The best starting point to assess for any wicketkeeper is mobility. If mobility is an issue, getting into a comfortable stance is going to be practically impossible. Let’s take a look at what makes a good squat pattern possible in order to hit the ideal “Z-position”:
- Ankle mobility
In order to hit a good squat depth, we need the knees to move at least over the toes. This is known as ankle dorsiflexion. It is common for this range of motion to be poor, partly because modern-day footwear negates the need for it to exist. Large heels trick the body into achieving ankle dorsiflexion. Run this experiment yourself. Try squatting with your heels on the floor and then pop something under your heels and you will be able to squat a lot deeper. So, when training in the gym, it is good practice to squat barefoot if you can and get used to your ankles accepting load whilst being dorsiflexed.
- Hip mobility
A good squat requires the hips to be mobile. If you have rusty hips, then a squat will just be uncomfortable. Tight hips are also a common byproduct of the modern lifestyle where we spend the majority of our day sitting down with our hips flexed. This causes the hip flexors to become short and tight, shifting our pelvis into anterior pelvic tilt. If you squat with a large degree of anterior pelvic tilt then you will experience lower back pain whilst squatting. So, work on your hip mobility and give your body the opportunity to squat pain-free!
- Thoracic mobility
The final part of a really good squat pattern is not being rounded through the shoulders. Our body is amazing at producing compensatory movement patterns to achieve a goal. In the case of a squat, to achieve a ood depth, a lot of people will round through their shoulders. Not good in the long run! To fix this, we want to work on our thoracic extension mobility so that we can pin our shoulders back and maintain a good, strong posture.

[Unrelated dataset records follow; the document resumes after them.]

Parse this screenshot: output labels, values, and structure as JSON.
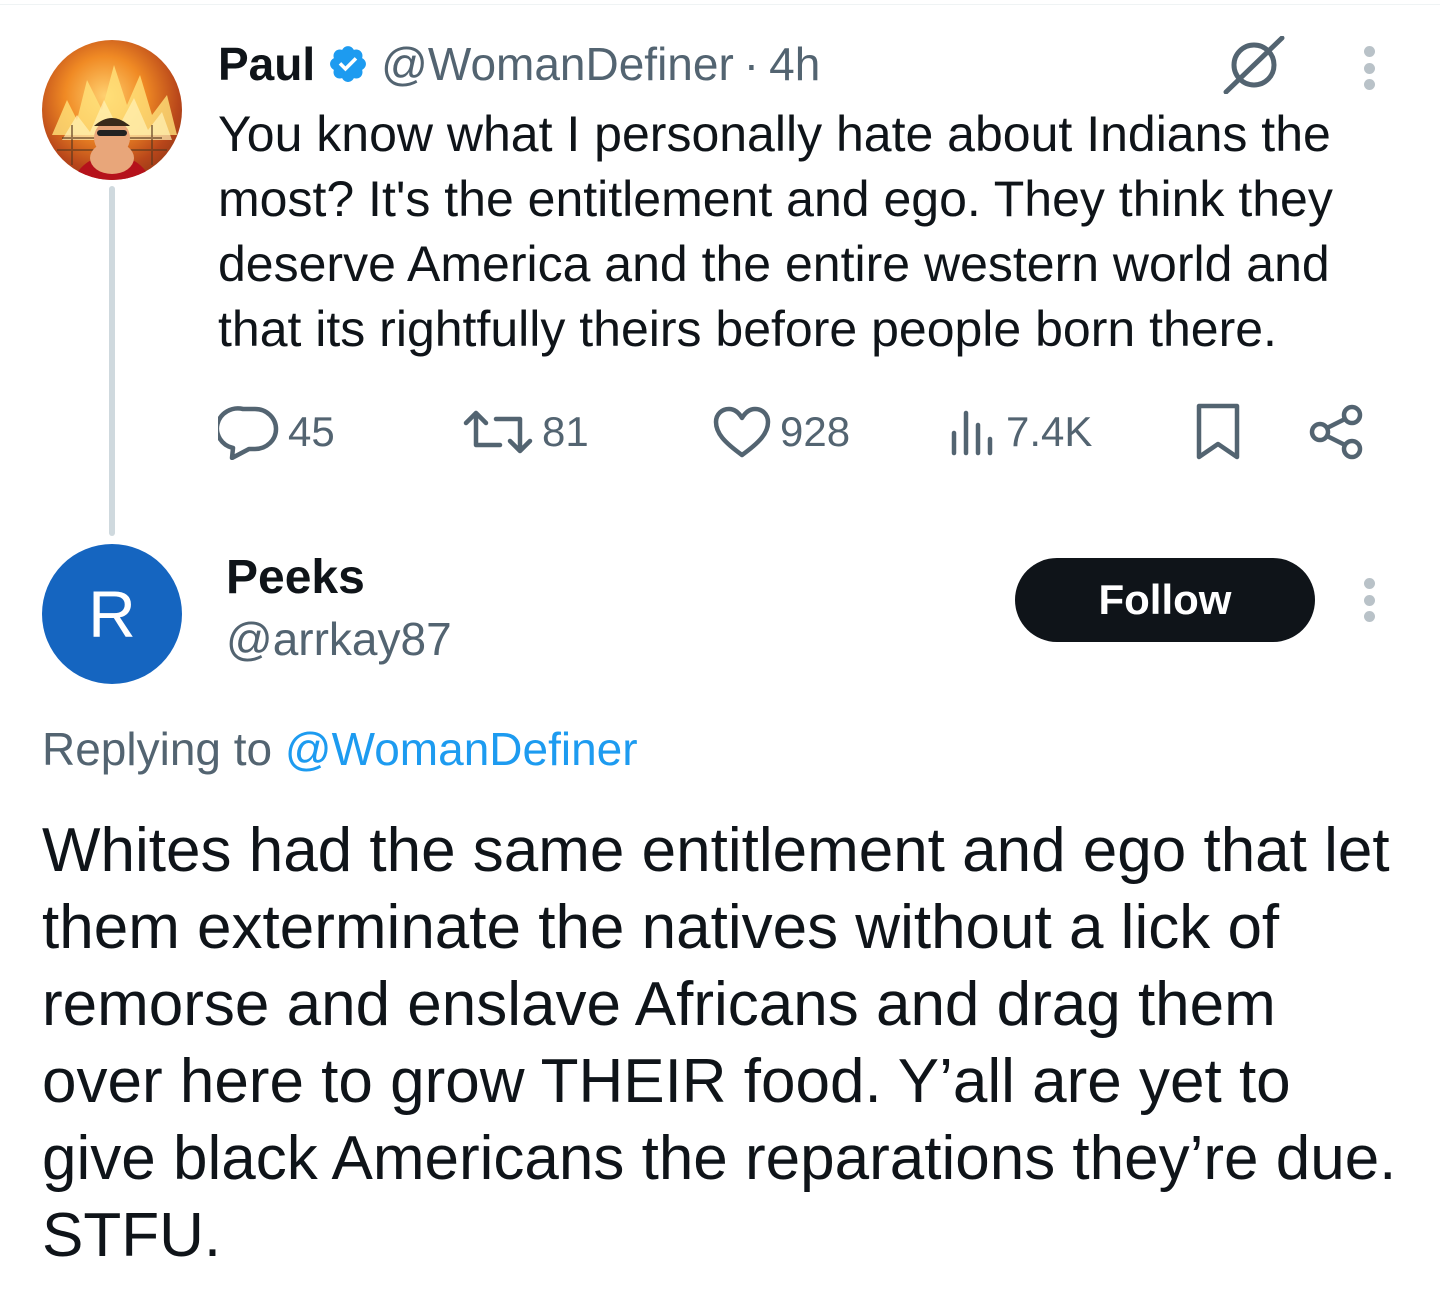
{
  "parent_tweet": {
    "author_name": "Paul",
    "handle": "@WomanDefiner",
    "separator": "·",
    "time": "4h",
    "text": "You know what I personally hate about Indians the most? It's the entitlement and ego. They think they deserve America and the entire western world and that its rightfully theirs before people born there.",
    "stats": {
      "replies": "45",
      "reposts": "81",
      "likes": "928",
      "views": "7.4K"
    },
    "icons": [
      "verified-badge-icon",
      "grok-icon",
      "more-icon",
      "reply-icon",
      "repost-icon",
      "like-icon",
      "views-icon",
      "bookmark-icon",
      "share-icon"
    ]
  },
  "reply_tweet": {
    "author_name": "Peeks",
    "handle": "@arrkay87",
    "avatar_letter": "R",
    "follow_label": "Follow",
    "replying_to_prefix": "Replying to",
    "replying_to_handle": "@WomanDefiner",
    "text": "Whites had the same entitlement and ego that let them exterminate the natives without a lick of remorse and enslave Africans and drag them over here to grow THEIR food. Y’all are yet to give black Americans the reparations they’re due. STFU."
  },
  "colors": {
    "text_primary": "#0f1419",
    "text_secondary": "#536471",
    "link": "#1d9bf0",
    "verified": "#1d9bf0",
    "follow_bg": "#0f1419",
    "reply_avatar_bg": "#1565c0"
  }
}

Lateral movement is the sexy part of being a wicketkeeper. Shuffling side to side and diving to take match-winning catches. This is where strength, power and agility come into the equation. We need wicketkeepers to be strong through their lower bodies in order to put all that force into the floor and push off powerfully to take those catches. Change of direction abilities also needs to be trained with wicketkeepers using a drop step technique mostly to open up their hips and shift sideways.
Accessing awkward catching positions
Thoracic rotation is a physical quality of a wicketkeeper that often flies under the radar. Reacting to deflections of the bat/body or turn & bounce of the pitch is what often separates a good keeper from a great keeper. This results in the ball often ending up just under either armpit in a really awkward to access catching position. There isn’t enough time to adjust your feet so the only way to present a large catching space is to rotate through your upper body. If thoracic rotation is an issue for you, due to tight muscles in your upper body, this movement will be very difficult, let alone under speed. Therefore, it isn’t just the lower body that Wicket-keepers need to train.
Being the heartbeat of the team
Maintaining energy throughout a whole innings is important for wicket-keepers for a number of reasons. The first, is to keep the rest of their team going! If the wicket-keeper goes flat, rest assured the rest of the team will follow. Secondly, and more importantly, if energy levels sap, then the likelihood of mistakes creeping in will increase. To maintain energy, it doesn’t mean you have to become an endurance athlete, don’t worry. The more efficient you can be in everything you do, the more energy you will have at the back end of an innings. Being efficient means being strong and mobile in the aforementioned movements so that you aren’t spending pointless energy.